Happy Birthday, Susan Orlean, born 31 October 1955.
- You have to simply love writing, and you have to remind yourself often that you love it.
- I don’t need to be in a perfectly quiet place to write. I don’t need a lot of fussy special conditions. But I do need the material that I work from within reach, and I do need a certain sense that I’m not going to be interrupted for a chunk of time.
- You should read as much as possible. That’s the best way to learn how to write.
- You have to appreciate the spiritual component of having an opportunity to do something as wondrous as writing. You should be practical and smart and you should have a good agent and you should work really, really hard. But you should also be filled with awe and gratitude about this amazing way to be in the world.

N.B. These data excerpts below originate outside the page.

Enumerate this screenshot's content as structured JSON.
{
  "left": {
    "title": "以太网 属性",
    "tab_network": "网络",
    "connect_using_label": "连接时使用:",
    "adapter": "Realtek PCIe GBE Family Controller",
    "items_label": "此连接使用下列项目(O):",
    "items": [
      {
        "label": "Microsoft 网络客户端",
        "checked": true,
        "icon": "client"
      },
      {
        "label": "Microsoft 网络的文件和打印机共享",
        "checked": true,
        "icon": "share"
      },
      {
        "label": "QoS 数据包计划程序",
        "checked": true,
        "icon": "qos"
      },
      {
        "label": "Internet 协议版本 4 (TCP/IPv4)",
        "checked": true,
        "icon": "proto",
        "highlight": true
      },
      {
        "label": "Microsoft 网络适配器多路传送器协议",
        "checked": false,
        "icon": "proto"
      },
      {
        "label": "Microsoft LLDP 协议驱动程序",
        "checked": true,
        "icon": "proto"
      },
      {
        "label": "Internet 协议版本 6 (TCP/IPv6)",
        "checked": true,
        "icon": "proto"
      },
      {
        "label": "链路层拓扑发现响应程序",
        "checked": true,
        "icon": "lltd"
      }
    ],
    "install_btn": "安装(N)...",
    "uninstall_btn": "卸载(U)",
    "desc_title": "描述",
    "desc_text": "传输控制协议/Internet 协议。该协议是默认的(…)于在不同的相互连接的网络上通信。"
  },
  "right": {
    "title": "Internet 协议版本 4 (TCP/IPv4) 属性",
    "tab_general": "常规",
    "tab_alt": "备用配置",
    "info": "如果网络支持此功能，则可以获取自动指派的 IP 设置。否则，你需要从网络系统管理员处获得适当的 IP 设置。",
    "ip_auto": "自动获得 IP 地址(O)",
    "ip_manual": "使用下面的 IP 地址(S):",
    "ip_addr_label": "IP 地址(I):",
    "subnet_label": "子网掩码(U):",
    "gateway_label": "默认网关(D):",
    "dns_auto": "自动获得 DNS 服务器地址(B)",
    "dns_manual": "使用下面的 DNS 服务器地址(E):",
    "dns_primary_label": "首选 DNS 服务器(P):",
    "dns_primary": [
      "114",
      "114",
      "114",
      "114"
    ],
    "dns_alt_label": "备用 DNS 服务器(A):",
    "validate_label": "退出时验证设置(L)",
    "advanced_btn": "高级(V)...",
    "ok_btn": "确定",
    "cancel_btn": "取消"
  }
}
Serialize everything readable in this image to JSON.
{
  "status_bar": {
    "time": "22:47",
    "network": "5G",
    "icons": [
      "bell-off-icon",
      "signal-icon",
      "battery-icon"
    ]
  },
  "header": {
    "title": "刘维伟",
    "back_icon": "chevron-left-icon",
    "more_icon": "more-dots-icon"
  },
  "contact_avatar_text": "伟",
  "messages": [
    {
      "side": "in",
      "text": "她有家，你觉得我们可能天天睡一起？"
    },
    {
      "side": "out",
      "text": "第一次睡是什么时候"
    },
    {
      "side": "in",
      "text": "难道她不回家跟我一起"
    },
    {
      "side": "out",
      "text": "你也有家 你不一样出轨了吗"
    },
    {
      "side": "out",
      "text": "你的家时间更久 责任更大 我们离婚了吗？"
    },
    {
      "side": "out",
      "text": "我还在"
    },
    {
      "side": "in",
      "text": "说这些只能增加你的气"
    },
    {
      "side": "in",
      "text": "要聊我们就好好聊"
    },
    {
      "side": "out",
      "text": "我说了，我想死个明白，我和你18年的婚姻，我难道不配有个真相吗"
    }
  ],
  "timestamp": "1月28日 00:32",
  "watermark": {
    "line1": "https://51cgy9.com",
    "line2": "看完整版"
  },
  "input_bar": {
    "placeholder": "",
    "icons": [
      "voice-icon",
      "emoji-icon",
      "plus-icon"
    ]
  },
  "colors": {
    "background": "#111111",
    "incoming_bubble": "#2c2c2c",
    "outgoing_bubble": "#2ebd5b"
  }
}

- Most writing doesn’t take place on the page; it takes place in your head.
- I think of myself as something of a connoisseur of procrastination, creative and dogged in my approach to not getting things done.
- My inspiration is really very simple: I’m struck by things that I want to know more about. I really do react just as a curious person: who is this person? What’s the story behind this situation? Why do people like this or dislike this thing?
- Libraries are what is best about us as a society: open, exciting, rich, informative, free, inclusive, engaging.
- Sometimes I think I’ve figured out some order in the universe, but then I find myself in Florida, swamped by incongruity and paradox, and I have to start all over again.
Susan Orlean is an American journalist and author. She has been a staff writer for The New Yorker since 1992. She is best known as the author of The Orchid Thief, which was adapted for film. Meryl Streep received an Academy Award nomination for her performance as Orlean.